The anatomy of the human body becomes even more otherworldly in El Greco's mature works; for The Virgin of the Immaculate Conception El Greco asked to lengthen the altarpiece itself by another 1.5 ft (0.46 m) "because in this way the form will be perfect and not reduced, which is the worst thing that can happen to a figure".
A significant innovation of El Greco's mature works is the interweaving between form and space; a reciprocal relationship is developed between the two which completely unifies the painting surface.

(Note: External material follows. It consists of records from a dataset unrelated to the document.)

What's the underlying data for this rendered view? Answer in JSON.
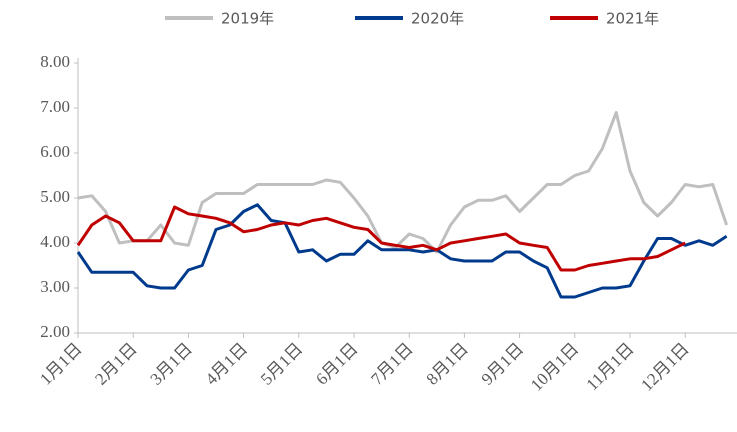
{
  "chart_data": {
    "type": "line",
    "categories": [
      "1月1日",
      null,
      null,
      null,
      "2月1日",
      null,
      null,
      null,
      "3月1日",
      null,
      null,
      null,
      "4月1日",
      null,
      null,
      null,
      "5月1日",
      null,
      null,
      null,
      "6月1日",
      null,
      null,
      null,
      "7月1日",
      null,
      null,
      null,
      "8月1日",
      null,
      null,
      null,
      "9月1日",
      null,
      null,
      null,
      "10月1日",
      null,
      null,
      null,
      "11月1日",
      null,
      null,
      null,
      "12月1日",
      null,
      null,
      null
    ],
    "series": [
      {
        "name": "2019年",
        "color": "#bfbfbf",
        "values": [
          5.0,
          5.05,
          4.7,
          4.0,
          4.05,
          4.05,
          4.4,
          4.0,
          3.95,
          4.9,
          5.1,
          5.1,
          5.1,
          5.3,
          5.3,
          5.3,
          5.3,
          5.3,
          5.4,
          5.35,
          5.0,
          4.6,
          4.0,
          3.9,
          4.2,
          4.1,
          3.8,
          4.4,
          4.8,
          4.95,
          4.95,
          5.05,
          4.7,
          5.0,
          5.3,
          5.3,
          5.5,
          5.6,
          6.1,
          6.9,
          5.6,
          4.9,
          4.6,
          4.9,
          5.3,
          5.25,
          5.3,
          4.4
        ]
      },
      {
        "name": "2020年",
        "color": "#003a8c",
        "values": [
          3.8,
          3.35,
          3.35,
          3.35,
          3.35,
          3.05,
          3.0,
          3.0,
          3.4,
          3.5,
          4.3,
          4.4,
          4.7,
          4.85,
          4.5,
          4.45,
          3.8,
          3.85,
          3.6,
          3.75,
          3.75,
          4.05,
          3.85,
          3.85,
          3.85,
          3.8,
          3.85,
          3.65,
          3.6,
          3.6,
          3.6,
          3.8,
          3.8,
          3.6,
          3.45,
          2.8,
          2.8,
          2.9,
          3.0,
          3.0,
          3.05,
          3.6,
          4.1,
          4.1,
          3.95,
          4.05,
          3.95,
          4.15
        ]
      },
      {
        "name": "2021年",
        "color": "#c00000",
        "values": [
          3.95,
          4.4,
          4.6,
          4.45,
          4.05,
          4.05,
          4.05,
          4.8,
          4.65,
          4.6,
          4.55,
          4.45,
          4.25,
          4.3,
          4.4,
          4.45,
          4.4,
          4.5,
          4.55,
          4.45,
          4.35,
          4.3,
          4.0,
          3.95,
          3.9,
          3.95,
          3.85,
          4.0,
          4.05,
          4.1,
          4.15,
          4.2,
          4.0,
          3.95,
          3.9,
          3.4,
          3.4,
          3.5,
          3.55,
          3.6,
          3.65,
          3.65,
          3.7,
          3.85,
          4.0,
          null,
          null,
          null
        ]
      }
    ],
    "ylim": [
      2,
      8
    ],
    "yticks": [
      {
        "value": 2,
        "label": "2.00"
      },
      {
        "value": 3,
        "label": "3.00"
      },
      {
        "value": 4,
        "label": "4.00"
      },
      {
        "value": 5,
        "label": "5.00"
      },
      {
        "value": 6,
        "label": "6.00"
      },
      {
        "value": 7,
        "label": "7.00"
      },
      {
        "value": 8,
        "label": "8.00"
      }
    ],
    "legend": "top",
    "grid": false
  }
}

This interweaving would re-emerge three centuries later in the works of Cézanne and Picasso.
Another characteristic of El Greco's mature style is the use of light.
As Jonathan Brown notes, "each figure seems to carry its own light within or reflects the light that emanates from an unseen source".
Fernando Marias and Agustín Bustamante García, the scholars who transcribed El Greco's handwritten notes, connect the power that the painter gives to light with the ideas underlying Christian Neo-Platonism.
Modern scholarly research emphasizes the importance of Toledo for the complete development of El Greco's mature style and stresses the painter's ability to adjust his style in accordance with his surroundings.


Harold Wethey asserts that "although Greek by descent and Italian by artistic preparation, the artist became so immersed in the religious environment of Spain that he became the most vital visual representative of Spanish mysticism.
He believes that in El Greco's mature works "the devotional intensity of mood reflects the religious spirit of Roman Catholic Spain in the period of the Counter-Reformation".

El Greco also excelled as a portraitist, able not only to record a sitter's features but also to convey their character.
His portraits are fewer in number than his religious paintings, but are of equally high quality. Wethey says that "by such simple means, the artist created a memorable characterization that places him in the highest rank as a portraitist, along with Titian and Rembrandt".